Für das einfache Grabbezeugungsformular ohne metrische Fassung und ohne Zusatz einer Datierung lassen sich gerade im 12. Jahrhundert die meisten Parallelen finden3. Stimmt der Zeitansatz, müßte die Grabplatte noch aus dem Vorgängerbau der romanischen, um 1200/20 erbauten Kloster- bzw. Stiftskirche stammen.
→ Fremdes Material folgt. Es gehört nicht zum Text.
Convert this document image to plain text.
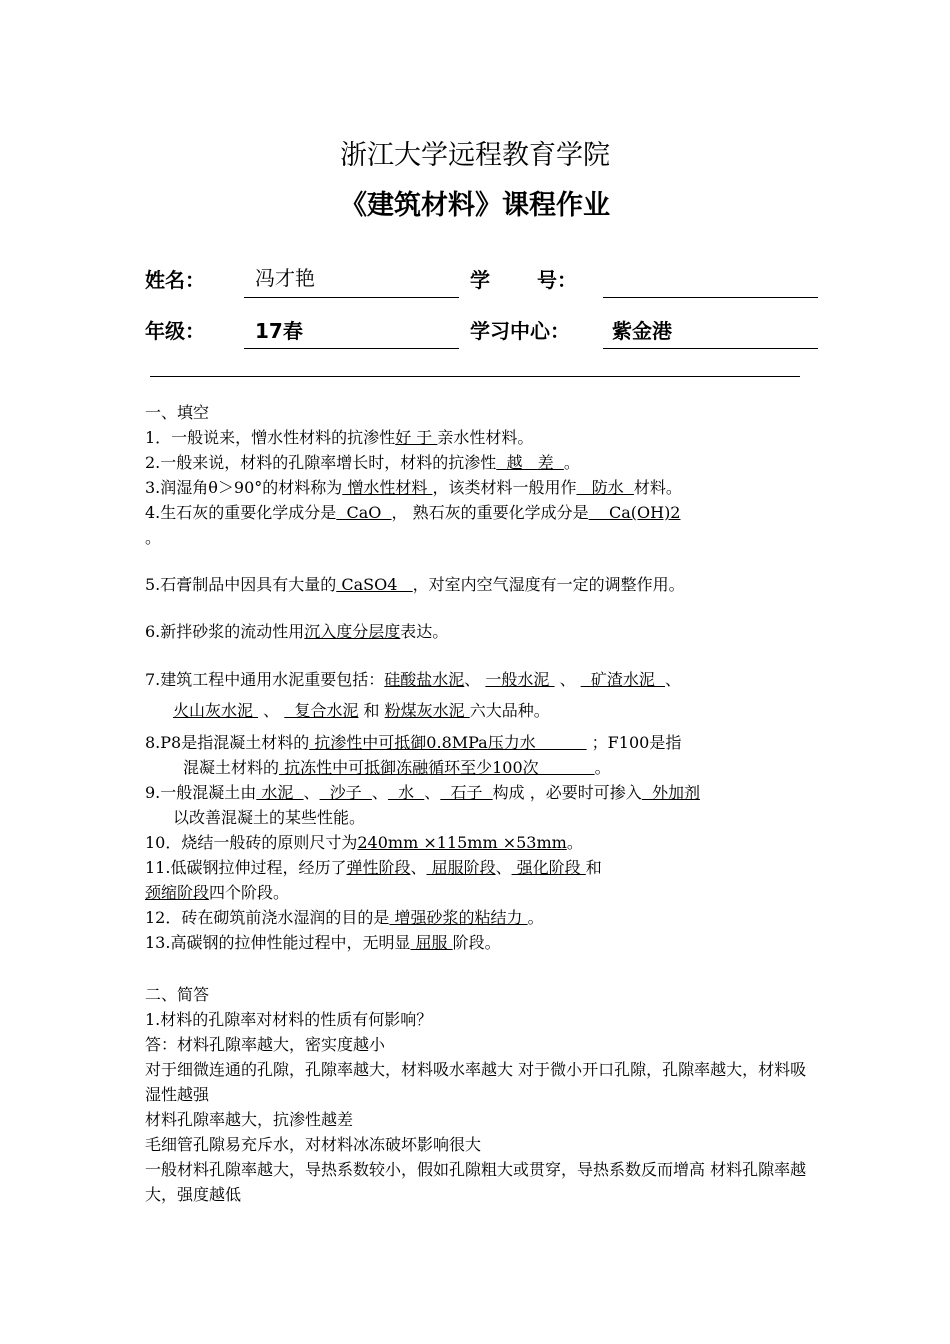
浙江大学远程教育学院
《建筑材料》课程作业
姓名：	冯才艳	学 号：
年级：	17春	学习中心： 紫金港
一、填空
1．一般说来，憎水性材料的抗渗性好 于 亲水性材料。
2.一般来说，材料的孔隙率增长时，材料的抗渗性  越   差  。
3.润湿角θ＞90°的材料称为 憎水性材料 ，该类材料一般用作   防水  材料。
4.生石灰的重要化学成分是  CaO  ， 熟石灰的重要化学成分是    Ca(OH)2
。
5.石膏制品中因具有大量的 CaSO4   ，对室内空气湿度有一定的调整作用。
6.新拌砂浆的流动性用沉入度分层度表达。
7.建筑工程中通用水泥重要包括：硅酸盐水泥、 一般水泥  、   矿渣水泥  、
火山灰水泥  、   复合水泥 和 粉煤灰水泥 六大品种。
8.P8是指混凝土材料的 抗渗性中可抵御0.8MPa压力水           ；F100是指
混凝土材料的 抗冻性中可抵御冻融循环至少100次           。
9.一般混凝土由 水泥  、  沙子  、  水  、  石子  构成 ，必要时可掺入  外加剂
以改善混凝土的某些性能。
10．烧结一般砖的原则尺寸为240mm ×115mm ×53mm。
11.低碳钢拉伸过程，经历了弹性阶段、 屈服阶段、 强化阶段 和
颈缩阶段四个阶段。
12．砖在砌筑前浇水湿润的目的是 增强砂浆的粘结力 。
13.高碳钢的拉伸性能过程中，无明显 屈服 阶段。
二、简答
1.材料的孔隙率对材料的性质有何影响？
答：材料孔隙率越大，密实度越小
对于细微连通的孔隙，孔隙率越大，材料吸水率越大 对于微小开口孔隙，孔隙率越大，材料吸湿性越强
材料孔隙率越大，抗渗性越差
毛细管孔隙易充斥水，对材料冰冻破坏影响很大
一般材料孔隙率越大，导热系数较小，假如孔隙粗大或贯穿，导热系数反而增高 材料孔隙率越大，强度越低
W. Ziegler weist die Grabplatte unter Vorbehalt einem 1158 und 1161 urkundlich erwähnten Cunimunt zu4, dessen Bruder Friedrich „Staphe“ möglicherweise Stammvater der Herren von Staufen (später von Staufeneck) war, die nach Erlöschen der Staufer wohl von diesen die Vogtei über Stift Faurndau übernahmen. Dies ist ebenso wie die vermutete staufische Abstammung Cunemunts über eine unbekannte Mutter, Tochter des Ludwig von Westheim5, zwar möglich, läßt sich aber mit den verfügbaren Quellen letztlich nicht beweisen. Der Schriftbefund widerspricht der These zumindest nicht.

Textkritischer Apparat

  1. Das Wort zwischen N und T durch den unteren Arm des rechten Kreuzes unterbrochen.

Anmerkungen

  1. Vgl. Kirschmer/Ziegler, Faurndau 126.
  2. Vgl. DI 30 (Calw) nr. 6; dort ebenfalls eckiges C, A allerdings oben spitz. Ähnliche Buchstabenformen, aber kaum ausgeprägte Sporen auf dem Tympanon der Walterichkapelle in Murrhardt (1170/80): DI 37 (Rems-Murr-Kreis) nr. 1. Auch die um 1185 datierte Willibirg-Inschrift in Hirsau (DI 30 nr. 8) zeigt noch keine Spur von Bogenschwellungen oder Hastenverdickungen; vgl. ferner DI 29 (Worms) nrr. 18 (um 1132), 21 (um 1165), wo aber die Sporen deutlich ausgerundet sind.
  3. Für Frankreich vgl. etwa CIFM 1/2 nr. 80 (Sèvres-Anxaumont); CIFM 6, Landes nr. 4 (Dax, E. 12. Jh.); CIFM 11 nrr. 111 u. 112 (Ponteilla).
  4. Ziegler, Der Gründer Adelbergs 69f.; UB der Benediktiner-Abtei St. Stephan in Würzburg, Bd. 1, bearb. v. Franz Joseph Bendel, Leipzig 1912, 167, 179.
  5. Ziegler, Der Gründer Adelbergs 69–73.

Nachweise

  1. Kirschmer/Ziegler, Faurndau 126, 21 (Abb.).
  2. Ziegler, Der Gründer Adelbergs 70 (m. Abb. nach S. 112).

Zitierhinweis:
DI 41, Göppingen, Nr. 3 (Harald Drös), in: www.inschriften.net, urn:nbn:de:0238-di041h012k0000306.